Railway line in Indiana and Illinois

The Porter Subdivision is a railroad line owned by CSX Transportation in the Chicago, Illinois, area. Formerly a part of the main line of the Michigan Central Railroad, it now connects CSX's former Baltimore and Ohio Railroad line and the Chicago Fort Wayne and Eastern Railroad from the east with the Indiana Harbor Belt Railroad towards Blue Island, Illinois.

== History ==

The Michigan Central Railroad built a line from Detroit, Michigan, to Chicago, Illinois, opening in mid-1852, several months after the competing Northern Indiana and Chicago Railroad (later the New York Central Railroad's main line) was completed. The MC's path entered Indiana near Michigan City, crossing the NI&C at Porter. From Porter it looped to the southwest and northwest, joining the Illinois Central Railroad in the Kensington neighborhood of Chicago. Later the Michigan Central (and the Northern Indiana and Chicago's successor, the Lake Shore and Michigan Southern Railway) came under control of the New York Central.

Eventually the NYC started to operate most trains west from Porter via the LS&MS, and the MC became a secondary route. All passenger trains moved on January 18, 1957, ending service to local stations in Gary and Hammond. In 1968 the NYC merged into Penn Central Transportation, and into Conrail in 1976. Around then the diamonds were removed at Porter, physically separating the line to Detroit from the line to Kensington, which came to be known as the Porter Branch. After 1980 Amtrak bought the line from Porter to Michigan City, Indiana, east of which they already owned to Kalamazoo, Michigan, about 2/5 the way to Detroit.

With the 1998 breakup of Conrail, CSX Transportation acquired the branch, by then only running from Porter west to Gibson, located in Hammond, Indiana, a junction with the east–west Indiana Harbor Belt Railroad and the north–south Kankakee Line, transferred from Conrail to the Norfolk Southern Railway. CSX has trackage rights on the IHB to and beyond Blue Island, with various connections to other CSX lines including the Baltimore and Ohio Chicago Terminal Railroad (Blue Island Subdivision). To the east, a connection existed at Tolleston to the Fort Wayne Secondary, also acquired in the 1998 Conrail breakup (though from the Norfolk Southern Railway). At Willow Creek, as part of the breakup, a new connection was built connecting CSX's ex-Baltimore and Ohio Railroad main line (the Garrett Subdivision) to the Porter Branch. In 2004 the little-used Fort Wayne Subdivision was leased to the Chicago Fort Wayne and Eastern Railroad.

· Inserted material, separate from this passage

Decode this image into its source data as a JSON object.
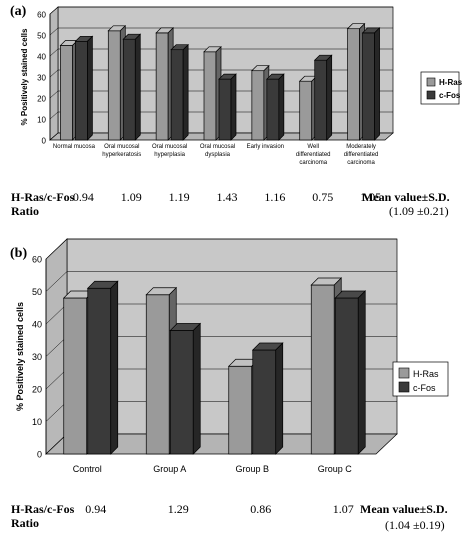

At Porter, despite the existence of a CSX line to the northeast – the ex-Pere Marquette Railway Grand Rapids Subdivision – no connection exists across the Norfolk Southern Railway's ex-New York Central Railroad Chicago Line. CSX has considered putting in diamonds, but has held off for now (they use NS west of Porter to reach their Grand Rapids Subdivision). Thus besides one local, CSX does not currently use the Porter Branch east of the junction at Willow Creek. BNSF Railway and Union Pacific Railroad used it via trackage rights to reach Norfolk Southern's Elkhart Yard in Elkhart, Indiana, however as of 2025 they no longer do.